I was the only girl in the computer science class in grade ten, moreover I was taking it a year early. The teacher was a gentle intelligent Indian (from India, not native). He bemusedly recognized that I was the best programmer in the class by far, getting me involved in programming competitions and extracurricular projects. He also recognized that as the only girl in the class I was a serious distraction, when I finished the hour's work in the first 20 minutes and then hung around chatting with whoever else wasn't programming. "Lisa, why don't you let the guys get back to work?" I guess when there are no other females around at all, and when the popular kids aren't there to see you do it, it's OK to talk to the geek girl. I had my first taste of socio-sexual power in grade ten, when I was fifteen. OK, so "socio-sexual power" is vastly overstating it. I got the second-highest score in the year's math competition in the entire county. The awards ceremony was an evening affair with dinner in Waterloo. I was sick and tired of being "the geek" but didn't know how to break out of the pigeonhole I found myself in, so I considered not going. Instead, my mom advised me to wear a low-necked top and short skirt. I remember exactly how the top and skirt looked because that evening I received the first positive attention ever -- from seventeen year old boys, no less! It was just me and a couple guys having a mature conversation, with them appearing interested in what I was saying and showing approval in their smiles and genial tones, but this was entirely new for me -- the first time that attention was paid by boys to me at the same time that other girls (even geekier!) were present. The popular girls and boys had been flirting for years, but not me. This evening clearly made a big impression on me -- for the next few years I still achieved high grades in school, but now I also cultivated short skirts (previously non-existent in my wardrobe which consisted mostly of corduroy pants) and low-necked or tight shirts. This didn't change my popularity at my high school but it worked somewhat with people who didn't have pre-conceived notions of me.

Back to Corey. Although I now never interacted with him, and we probably didn't have many classes together, it was impossible to ignore him. In grade twelve he ran for student body president. His campaign was supported by many and it was really clever. He was still the only black student in the entire grade, and at times the only black kid in school. In this nearly uniformly white atmosphere, he appropriated the slogans of black civil rights activists: huge dramatic posters with "Black is Back" and "Black Power" were strung in our hallways and cafeteria. I believe most high school students had no awareness of the symbology behind these slogans.
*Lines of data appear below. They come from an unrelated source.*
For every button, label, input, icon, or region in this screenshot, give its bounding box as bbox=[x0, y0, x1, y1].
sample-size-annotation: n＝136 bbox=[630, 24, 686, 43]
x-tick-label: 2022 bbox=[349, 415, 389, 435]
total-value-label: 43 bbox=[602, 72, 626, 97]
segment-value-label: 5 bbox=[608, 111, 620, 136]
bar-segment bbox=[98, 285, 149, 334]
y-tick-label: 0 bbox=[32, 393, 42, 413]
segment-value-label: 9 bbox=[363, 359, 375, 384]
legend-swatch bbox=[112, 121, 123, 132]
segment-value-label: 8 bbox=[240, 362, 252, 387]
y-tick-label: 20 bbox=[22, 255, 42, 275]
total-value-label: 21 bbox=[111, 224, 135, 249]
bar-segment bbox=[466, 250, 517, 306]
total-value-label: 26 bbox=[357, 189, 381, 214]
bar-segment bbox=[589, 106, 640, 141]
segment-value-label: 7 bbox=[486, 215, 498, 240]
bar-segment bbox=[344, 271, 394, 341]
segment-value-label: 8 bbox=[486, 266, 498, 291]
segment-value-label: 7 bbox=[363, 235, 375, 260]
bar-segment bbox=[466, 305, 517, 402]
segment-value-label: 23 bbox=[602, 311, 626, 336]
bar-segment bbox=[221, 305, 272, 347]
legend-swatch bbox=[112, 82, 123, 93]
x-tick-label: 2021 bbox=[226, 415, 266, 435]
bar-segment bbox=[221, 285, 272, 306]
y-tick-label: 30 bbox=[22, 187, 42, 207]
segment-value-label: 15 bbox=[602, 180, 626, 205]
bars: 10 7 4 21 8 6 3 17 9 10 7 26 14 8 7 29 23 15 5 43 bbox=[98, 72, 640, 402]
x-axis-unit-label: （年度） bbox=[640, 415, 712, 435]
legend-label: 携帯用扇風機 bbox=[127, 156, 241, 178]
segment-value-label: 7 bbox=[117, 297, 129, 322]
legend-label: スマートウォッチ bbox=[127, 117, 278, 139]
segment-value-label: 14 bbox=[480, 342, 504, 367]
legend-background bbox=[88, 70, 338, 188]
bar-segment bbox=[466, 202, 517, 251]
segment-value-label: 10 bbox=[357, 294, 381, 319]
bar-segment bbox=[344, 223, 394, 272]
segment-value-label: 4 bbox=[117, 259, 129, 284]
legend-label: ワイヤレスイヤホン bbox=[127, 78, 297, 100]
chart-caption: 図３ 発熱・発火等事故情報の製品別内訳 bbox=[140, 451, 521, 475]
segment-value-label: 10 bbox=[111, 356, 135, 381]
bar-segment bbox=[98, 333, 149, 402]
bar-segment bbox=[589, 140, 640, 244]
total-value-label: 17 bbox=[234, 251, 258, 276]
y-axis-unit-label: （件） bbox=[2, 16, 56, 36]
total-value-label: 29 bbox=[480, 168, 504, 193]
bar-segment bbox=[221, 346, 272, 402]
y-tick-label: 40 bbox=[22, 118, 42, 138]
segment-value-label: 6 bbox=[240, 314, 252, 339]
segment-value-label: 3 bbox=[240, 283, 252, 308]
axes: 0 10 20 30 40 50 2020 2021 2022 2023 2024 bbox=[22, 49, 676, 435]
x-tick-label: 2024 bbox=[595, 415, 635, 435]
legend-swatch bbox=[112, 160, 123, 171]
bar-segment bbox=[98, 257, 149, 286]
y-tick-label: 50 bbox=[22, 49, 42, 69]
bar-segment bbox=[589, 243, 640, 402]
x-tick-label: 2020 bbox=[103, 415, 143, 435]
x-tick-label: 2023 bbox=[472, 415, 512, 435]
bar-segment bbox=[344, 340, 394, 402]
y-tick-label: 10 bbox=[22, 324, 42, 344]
It was simply a campaign to remind everybody that Corey was the obvious, best candidate for the job, so obviously it didn't need to be stated explicitly -- and as a reminder that he was cooler than anybody, since coolness was the real winning characteristic in high school elections. When the election finally came, it was no contest -- he won handily.

So what am I saying? I guess I'm saying a certain level of discrimination is normal. Kids just do it to certain other kids. I minded at the time, I don't now. I found more of "my own kind" eventually, in youth orchestra, then in university. It's one of the challenges we might have to face. What Corey did with his high school life was good - whatever challenges he faced, though they weren't the same ones I faced, I know all teens find the teen years difficult. He succeeded in school and on the basketball team, developed leadership skills and went on to university. In the meantime he wasn't cruel, at least not to me. What you start with matters, and so does what you're given, but what you do with your life matters so much more.